Bio-Gel elicited macrophages from C57BL/6J (4×105 total) were allowed to migrate toward indicated concentrations of murine C5a, chemerin and LTB4 for 4 h. Migration was measured for each curve of each concentration using slope (A, D, G), max-min (B, E, H) and AUC (C, F, I) analysis. Data are shown as migration index (i.e. fold change over media alone) for each parameter of analysis. Data are expressed as mean ± SEM of 3–5 independent experiments, each concentration with two technical replicates per experiment. Statistical analysis performed by one-way ANOVA and Dunnett's multiple comparison post-test. *, p<0.05, **, p<0.01, ***, p<0.01 relative to media alone. (J) A schematic representation of the plate designed used to test whether the chemotactic effects of chemerin are ChemR23 dependent. Representative traces of Bio-Gel elicited macrophages from ChemR23-/- and WT controls in response to (K) chemerin and (L) CCL5 are shown. Migration was measured for each curve using slope (M) and Max-min CI (N). Data are the mean ± SEM of three independent experiments with 2–4 technical replicates per experiment. Statistical analysis was performed by two-way ANOVA and Bonferroni multiple comparison post-test. *, p<0.05, **, p<0.01, relative to WT.
Figure 6.
Analysis of chemotaxis responses in human monocytes reveals distinct donor to donor variation.

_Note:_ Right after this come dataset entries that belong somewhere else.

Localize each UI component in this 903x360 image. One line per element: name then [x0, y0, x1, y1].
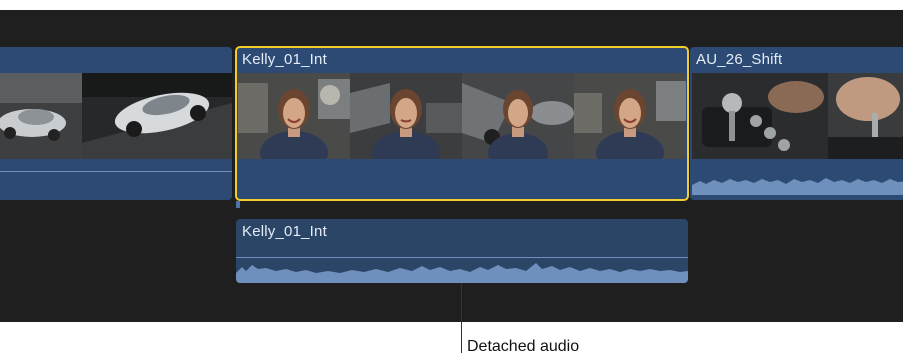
frame-shift-2 — [828, 73, 903, 159]
callout-detached-audio-label: Detached audio — [467, 338, 580, 355]
frame-kelly-4 — [574, 73, 686, 159]
clip-au-shift[interactable]: AU_26_Shift — [690, 47, 903, 200]
timeline-top-band — [0, 0, 903, 10]
clip-detached-audio-waveform — [236, 263, 688, 283]
clip-car-filmstrip — [0, 73, 232, 159]
clip-car[interactable] — [0, 47, 232, 200]
clip-kelly-filmstrip — [238, 73, 686, 159]
clip-au-shift-title: AU_26_Shift — [696, 51, 783, 68]
frame-kelly-2 — [350, 73, 462, 159]
clip-au-shift-waveform — [692, 178, 903, 195]
clip-car-audio-line — [0, 171, 232, 172]
frame-kelly-1 — [238, 73, 350, 159]
audio-connection-marker — [236, 201, 240, 208]
clip-detached-audio[interactable]: Kelly_01_Int — [236, 219, 688, 283]
clip-au-shift-filmstrip — [692, 73, 903, 159]
clip-kelly-title: Kelly_01_Int — [242, 51, 327, 68]
frame-shift-1 — [692, 73, 828, 159]
frame-car-1 — [0, 73, 82, 159]
frame-kelly-3 — [462, 73, 574, 159]
clip-detached-audio-title: Kelly_01_Int — [242, 223, 327, 240]
frame-car-2 — [82, 73, 232, 159]
clip-kelly-selected[interactable]: Kelly_01_Int — [236, 47, 688, 200]
callout-leader-line — [461, 283, 462, 353]
timeline: Kelly_01_Int AU_26_Shift Kelly_01_Int — [0, 0, 903, 322]
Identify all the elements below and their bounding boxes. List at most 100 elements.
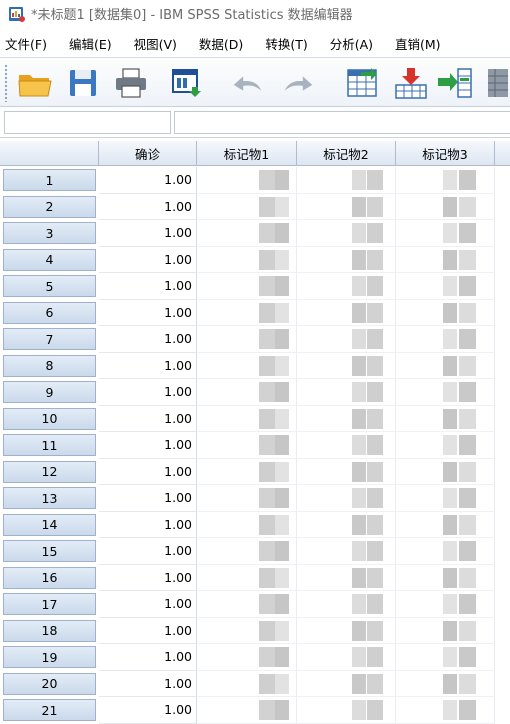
insert-case-button[interactable] [392,65,430,101]
menu-analyze[interactable]: 分析(A) [330,34,373,53]
cell-marker1-redacted[interactable] [197,273,297,300]
cell-marker3-redacted[interactable] [396,644,495,671]
cell-marker2-redacted[interactable] [297,299,396,326]
cell-marker1-redacted[interactable] [197,591,297,618]
cell-diagnosis[interactable]: 1.00 [99,458,197,485]
open-button[interactable] [16,65,54,101]
cell-marker3-redacted[interactable] [396,591,495,618]
row-header[interactable]: 21 [3,699,96,721]
recall-dialog-button[interactable] [168,65,206,101]
cell-marker1-redacted[interactable] [197,485,297,512]
cell-diagnosis[interactable]: 1.00 [99,220,197,247]
cell-marker3-redacted[interactable] [396,458,495,485]
row-header[interactable]: 6 [3,301,96,324]
row-header[interactable]: 13 [3,487,96,509]
cell-marker2-redacted[interactable] [297,193,396,220]
cell-marker2-redacted[interactable] [297,405,396,432]
cell-diagnosis[interactable]: 1.00 [99,538,197,565]
cell-marker3-redacted[interactable] [396,167,495,194]
goto-case-button[interactable] [344,65,382,101]
column-header-empty[interactable] [495,141,510,166]
cell-marker2-redacted[interactable] [297,458,396,485]
cell-marker3-redacted[interactable] [396,485,495,512]
menu-file[interactable]: 文件(F) [5,34,47,53]
cell-marker2-redacted[interactable] [297,670,396,697]
cell-marker1-redacted[interactable] [197,644,297,671]
cell-marker2-redacted[interactable] [297,273,396,300]
cell-marker1-redacted[interactable] [197,220,297,247]
cell-marker2-redacted[interactable] [297,220,396,247]
cell-diagnosis[interactable]: 1.00 [99,352,197,379]
cell-diagnosis[interactable]: 1.00 [99,405,197,432]
menu-transform[interactable]: 转换(T) [265,34,307,53]
row-header[interactable]: 2 [3,195,96,218]
cell-marker1-redacted[interactable] [197,326,297,353]
cell-marker1-redacted[interactable] [197,379,297,406]
row-header[interactable]: 8 [3,354,96,377]
menu-data[interactable]: 数据(D) [199,34,243,53]
cell-diagnosis[interactable]: 1.00 [99,591,197,618]
cell-marker1-redacted[interactable] [197,405,297,432]
cell-diagnosis[interactable]: 1.00 [99,485,197,512]
cell-diagnosis[interactable]: 1.00 [99,432,197,459]
cell-diagnosis[interactable]: 1.00 [99,193,197,220]
cell-marker1-redacted[interactable] [197,697,297,724]
row-header[interactable]: 9 [3,381,96,403]
cell-diagnosis[interactable]: 1.00 [99,697,197,724]
cell-marker3-redacted[interactable] [396,273,495,300]
row-header[interactable]: 20 [3,672,96,695]
cell-marker2-redacted[interactable] [297,697,396,724]
cell-marker1-redacted[interactable] [197,193,297,220]
menu-edit[interactable]: 编辑(E) [69,34,112,53]
cell-marker2-redacted[interactable] [297,538,396,565]
cell-marker3-redacted[interactable] [396,511,495,538]
column-header-diagnosis[interactable]: 确诊 [99,141,197,166]
cell-marker2-redacted[interactable] [297,326,396,353]
cell-marker3-redacted[interactable] [396,564,495,591]
cell-marker3-redacted[interactable] [396,405,495,432]
cell-marker3-redacted[interactable] [396,299,495,326]
row-header[interactable]: 3 [3,222,96,244]
cell-diagnosis[interactable]: 1.00 [99,246,197,273]
cell-marker3-redacted[interactable] [396,617,495,644]
row-header[interactable]: 17 [3,593,96,615]
column-header-marker1[interactable]: 标记物1 [197,141,297,166]
toolbar-grip[interactable] [4,64,8,102]
corner-header[interactable] [0,141,99,166]
cell-reference-box[interactable] [4,111,171,134]
cell-marker2-redacted[interactable] [297,167,396,194]
cell-marker2-redacted[interactable] [297,352,396,379]
cell-marker1-redacted[interactable] [197,538,297,565]
cell-marker1-redacted[interactable] [197,167,297,194]
cell-marker1-redacted[interactable] [197,246,297,273]
undo-button[interactable] [228,65,266,101]
cell-diagnosis[interactable]: 1.00 [99,273,197,300]
cell-marker3-redacted[interactable] [396,432,495,459]
cell-marker1-redacted[interactable] [197,458,297,485]
cell-marker3-redacted[interactable] [396,379,495,406]
menu-direct-marketing[interactable]: 直销(M) [395,34,441,53]
cell-marker1-redacted[interactable] [197,617,297,644]
cell-marker3-redacted[interactable] [396,697,495,724]
row-header[interactable]: 16 [3,566,96,589]
column-header-marker2[interactable]: 标记物2 [297,141,396,166]
redo-button[interactable] [280,65,318,101]
cell-marker2-redacted[interactable] [297,591,396,618]
cell-marker2-redacted[interactable] [297,511,396,538]
row-header[interactable]: 19 [3,646,96,668]
cell-marker3-redacted[interactable] [396,193,495,220]
row-header[interactable]: 4 [3,248,96,271]
row-header[interactable]: 18 [3,619,96,642]
cell-diagnosis[interactable]: 1.00 [99,167,197,194]
cell-diagnosis[interactable]: 1.00 [99,617,197,644]
cell-marker2-redacted[interactable] [297,432,396,459]
row-header[interactable]: 11 [3,434,96,456]
cell-diagnosis[interactable]: 1.00 [99,326,197,353]
cell-marker2-redacted[interactable] [297,246,396,273]
cell-value-input[interactable] [174,111,510,134]
cell-marker3-redacted[interactable] [396,538,495,565]
cell-marker3-redacted[interactable] [396,326,495,353]
column-header-marker3[interactable]: 标记物3 [396,141,495,166]
cell-marker3-redacted[interactable] [396,220,495,247]
row-header[interactable]: 1 [3,169,96,191]
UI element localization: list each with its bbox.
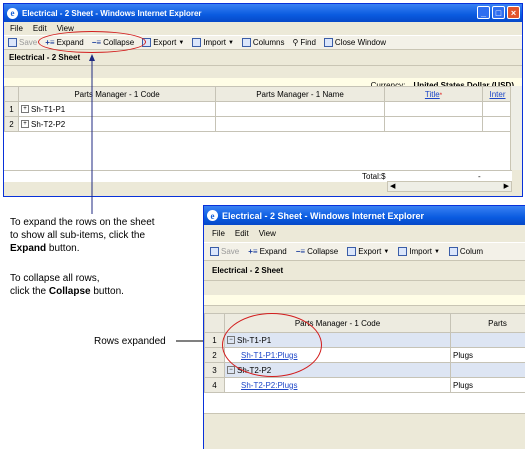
expand-button[interactable]: +≡ Expand <box>248 247 286 256</box>
expand-icon: +≡ <box>248 247 258 256</box>
sheet-toolbar: Save +≡ Expand −≡ Collapse Export ▼ Import ▼… <box>204 242 525 261</box>
menu-file[interactable]: File <box>212 229 225 238</box>
sheet-title: Electrical - 2 Sheet <box>204 261 525 281</box>
save-icon <box>210 247 219 256</box>
parts-cell[interactable] <box>450 362 525 378</box>
currency-bar <box>204 295 525 306</box>
column-header-parts[interactable]: Parts <box>450 313 525 333</box>
save-button[interactable]: Save <box>210 247 239 256</box>
window-title-bar: e Electrical - 2 Sheet - Windows Interne… <box>204 206 525 225</box>
parts-cell[interactable] <box>450 332 525 348</box>
parts-cell[interactable]: Plugs <box>450 347 525 363</box>
table-row-child[interactable]: 4 Sh-T2-P2:Plugs Plugs <box>204 377 525 393</box>
grid-empty-area <box>204 413 525 449</box>
export-button[interactable]: Export ▼ <box>347 247 389 256</box>
dropdown-arrow-icon: ▼ <box>433 248 440 255</box>
menu-view[interactable]: View <box>259 229 276 238</box>
corner-cell <box>204 313 225 333</box>
collapse-icon: −≡ <box>295 247 306 256</box>
callout-arrowhead-expand <box>89 54 95 61</box>
parts-cell[interactable]: Plugs <box>450 377 525 393</box>
menu-bar: File Edit View <box>204 225 525 242</box>
row-number: 4 <box>204 377 225 393</box>
export-icon <box>347 247 357 256</box>
code-cell[interactable]: Sh-T2-P2:Plugs <box>224 377 451 393</box>
menu-edit[interactable]: Edit <box>235 229 249 238</box>
columns-button[interactable]: Colum <box>448 247 483 256</box>
ie-logo-icon: e <box>207 210 218 221</box>
spacer-band <box>204 281 525 295</box>
rows-expanded-highlight <box>222 313 322 377</box>
window-title: Electrical - 2 Sheet - Windows Internet … <box>222 210 424 221</box>
collapse-button[interactable]: −≡ Collapse <box>296 247 338 256</box>
import-button[interactable]: Import ▼ <box>398 247 440 256</box>
columns-icon <box>448 247 458 256</box>
collapse-row-icon[interactable]: − <box>227 366 235 375</box>
row-number: 2 <box>204 347 225 363</box>
import-icon <box>398 247 408 256</box>
dropdown-arrow-icon: ▼ <box>383 248 390 255</box>
row-number: 3 <box>204 362 225 378</box>
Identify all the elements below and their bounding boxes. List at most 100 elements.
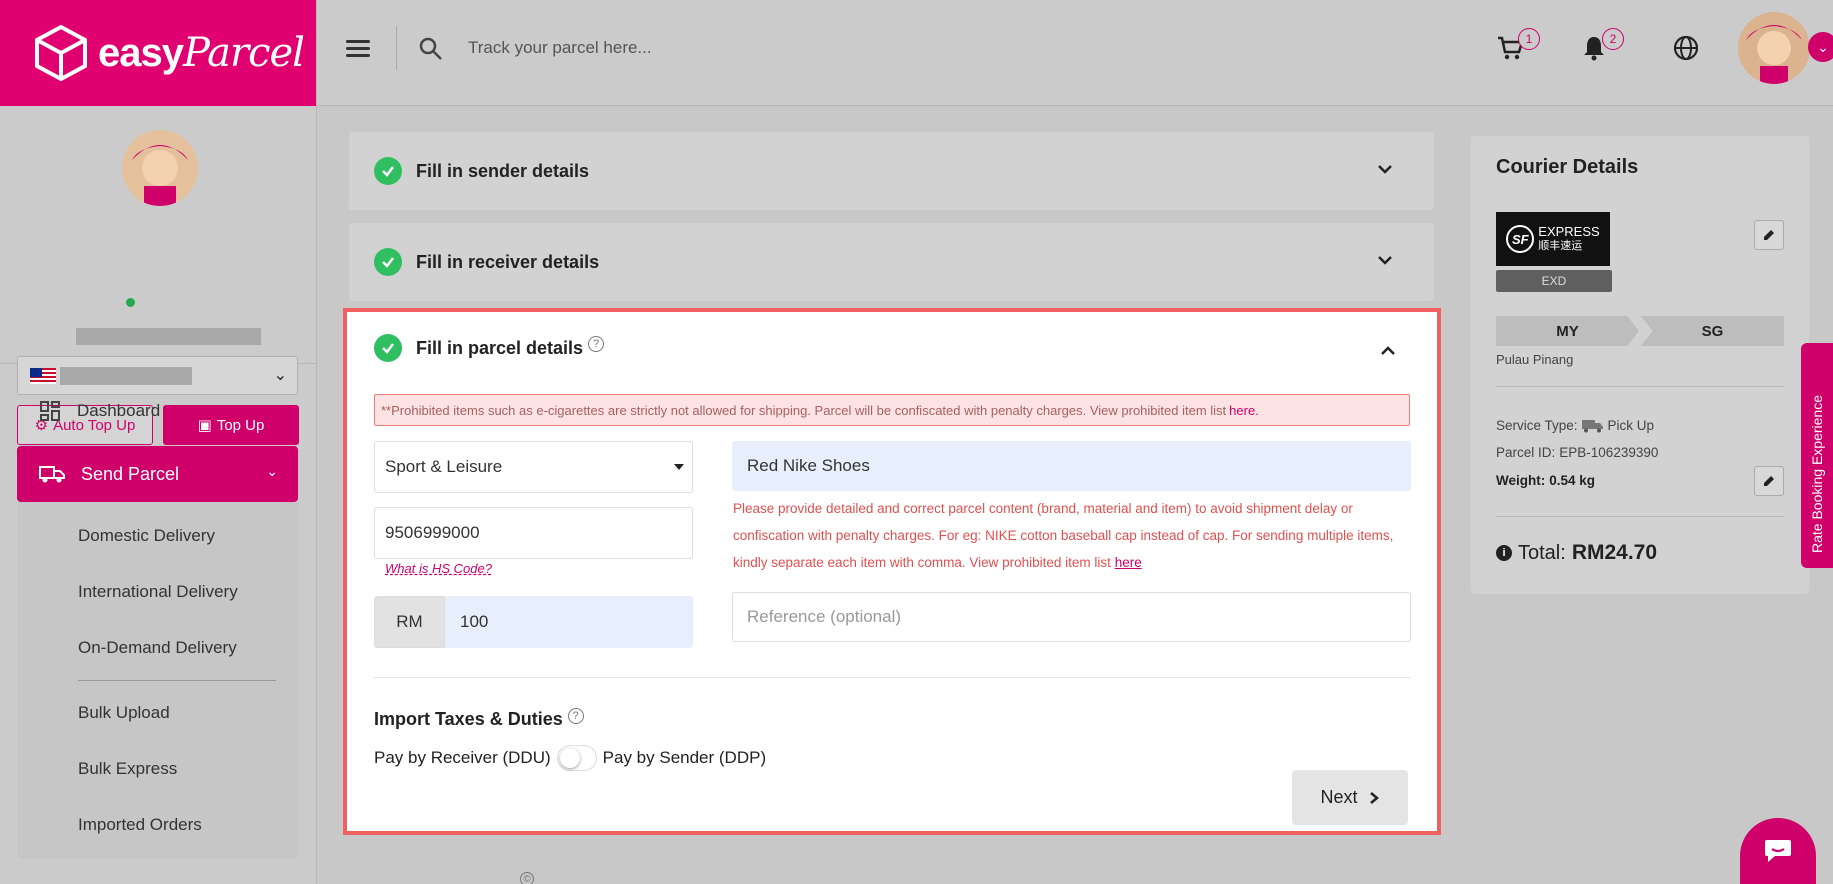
route-indicator: MY SG [1496,316,1784,346]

Panel (A) shows a representative FACS plot of human monocytes following isolation by CD14 positive selection (Inset panel red = CD14+; blue = isotype control Ab). Panels B, C, and D are individual traces from three independent donors measuring monocyte (4×105 total) chemotaxis toward 5 nM human CCL2. (E) The inhibitory action of an anti-CCR2 drug (INCB-3284 dimesylate) was also tested with human monocytes. Human monocytes were pre-incubated with INCB-3284 (1 µM) for 90 mins at 37°C and allowed to migrate toward 5 nM CCL2 for 3 h. Data are shown as a percentage of 5 nM human CCL2 induced migration for (F) Slope (G) Max-min CI and (H) (AUC). Data are the mean ± SEM of three independent experiments with four technical replicates per experiment. Statistical analysis was performed by one-way ANOVA and Dunnett's multiple comparison post-test. *,p<0.05 relative to CCL2 alone.